Chairman McKeon: Apres Moi, le Deluge | Commentary
No matter your position on the Pentagon’s choices regarding force structure, weapons and doctrine, one has to give the building some credit for attempting to face up to the current tough budgetary environment.
With the wars in Iraq and Afghanistan finally ending, a wartime budget is no longer needed and the Pentagon can no longer afford excess personnel and forces, so Defense Secretary Chuck Hagel presented the fiscal 2015 budget to Congress with a number of recommendations for cost savings this year and in subsequent years.
The tough-minded fiscal conservatives on the House Armed Services Committee said, “Thanks, but no thanks.”
The ranking Democrat, Adam Smith of Washington, accused Republicans of worsening the Pentagon budget crisis by insisting it buy weapons it has not requested.
In a recent article, Chairman Howard “Buck” McKeon agreed that the committee is requiring the Pentagon to keep a larger force than it can afford and the Pentagon and Congress will have to solve that problem next year — meaning after the California Republican has retired.
The French King Louis XV uttered the warning, “Après moi, le deluge.” It was true; the next king lost his head.
But McKeon won’t even lose his pension.
In a markup of the defense authorization bill, the committee said nyet to Pentagon proposals for savings. Not nyet, but nyet nyet nyet nyet nyet.
The old Soviets at the United Nations would have been proud.
It is not shocking that the committee rejected a new round of base closings. These military bases provide jobs in districts; Congress has balked in the past and will recoil in the future.
It also is not surprising that those putative fiscal conservatives rejected proposals for savings in housing, commissary, pay and the military health care system under the rationale of “anything for the troops.”
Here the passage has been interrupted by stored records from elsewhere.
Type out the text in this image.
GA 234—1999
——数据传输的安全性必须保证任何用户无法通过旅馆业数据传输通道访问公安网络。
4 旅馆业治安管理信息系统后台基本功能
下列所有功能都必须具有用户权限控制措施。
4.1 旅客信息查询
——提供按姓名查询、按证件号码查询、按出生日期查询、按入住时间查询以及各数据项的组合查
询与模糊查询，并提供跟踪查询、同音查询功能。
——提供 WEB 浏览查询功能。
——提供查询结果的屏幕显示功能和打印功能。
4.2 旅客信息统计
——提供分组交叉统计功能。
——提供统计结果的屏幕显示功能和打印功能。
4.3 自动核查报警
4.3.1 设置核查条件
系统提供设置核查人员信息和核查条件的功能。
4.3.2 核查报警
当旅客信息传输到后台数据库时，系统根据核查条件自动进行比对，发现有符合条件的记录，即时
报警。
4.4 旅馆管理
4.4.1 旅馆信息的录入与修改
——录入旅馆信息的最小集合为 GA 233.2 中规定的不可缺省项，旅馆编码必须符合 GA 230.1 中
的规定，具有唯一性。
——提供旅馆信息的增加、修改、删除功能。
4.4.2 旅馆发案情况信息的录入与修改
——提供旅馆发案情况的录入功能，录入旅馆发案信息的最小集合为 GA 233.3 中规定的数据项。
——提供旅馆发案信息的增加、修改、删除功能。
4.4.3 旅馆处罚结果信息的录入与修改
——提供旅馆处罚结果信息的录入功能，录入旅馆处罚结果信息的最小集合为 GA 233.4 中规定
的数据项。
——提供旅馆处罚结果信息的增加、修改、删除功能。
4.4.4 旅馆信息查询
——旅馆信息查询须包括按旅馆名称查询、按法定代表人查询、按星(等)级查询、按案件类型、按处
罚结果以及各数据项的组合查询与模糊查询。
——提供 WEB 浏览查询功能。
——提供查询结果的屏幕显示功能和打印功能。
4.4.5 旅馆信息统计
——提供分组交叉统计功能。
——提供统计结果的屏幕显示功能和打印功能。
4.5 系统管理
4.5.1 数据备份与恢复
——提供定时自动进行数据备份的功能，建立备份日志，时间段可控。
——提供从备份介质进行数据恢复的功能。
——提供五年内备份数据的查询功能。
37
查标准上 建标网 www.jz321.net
With program after program, committee members acted to preserve jobs in their districts:
• Retire the A-10 Warthog: Rejected
• Retire a Ticonderoga class Cruiser: Rejected
• Retire half of early warning aircraft: Rejected
• Retire U-2 spy planes: Rejected
• Transfer AH-64 attack helicopters from Army National Guard to Army: Rejected
• Reduce personnel levels in the Army: Rejected
• Reduce Army National Guard: Rejected
• Delay refueling an aircraft carrier: Rejected
The motto of the committee seems to be, “We are careful guardians of the treasury — just not in our backyards.”
Meanwhile, Pentagon brass disagrees.
Gen. Martin E. Dempsey, chairman of the Joint Chiefs of Staff, recently told reporters: “We’ve got to be able to retire systems we no longer need or that can accomplish the mission in other ways. And we’ve got to be able to get rid of some excess infrastructure. We estimate that we have about 20 percent excess infrastructure in terms of bases, camps and stations.”
The chairman further pointed out that if the Pentagon’s proposed cuts are rejected, “We are going to have to raid our readiness accounts and our modernization account.”
“That’s OK,” says the committee. It is more important that funds keep flowing home than ensure our forces are ready to fight.
John Isaacs is the executive director of Council for a Livable World, a 501(c)4 nonpartisan issue advocacy organization dedicated to reducing the threat of weapons of mass destruction and advocating for a strong and sensible national security strategy.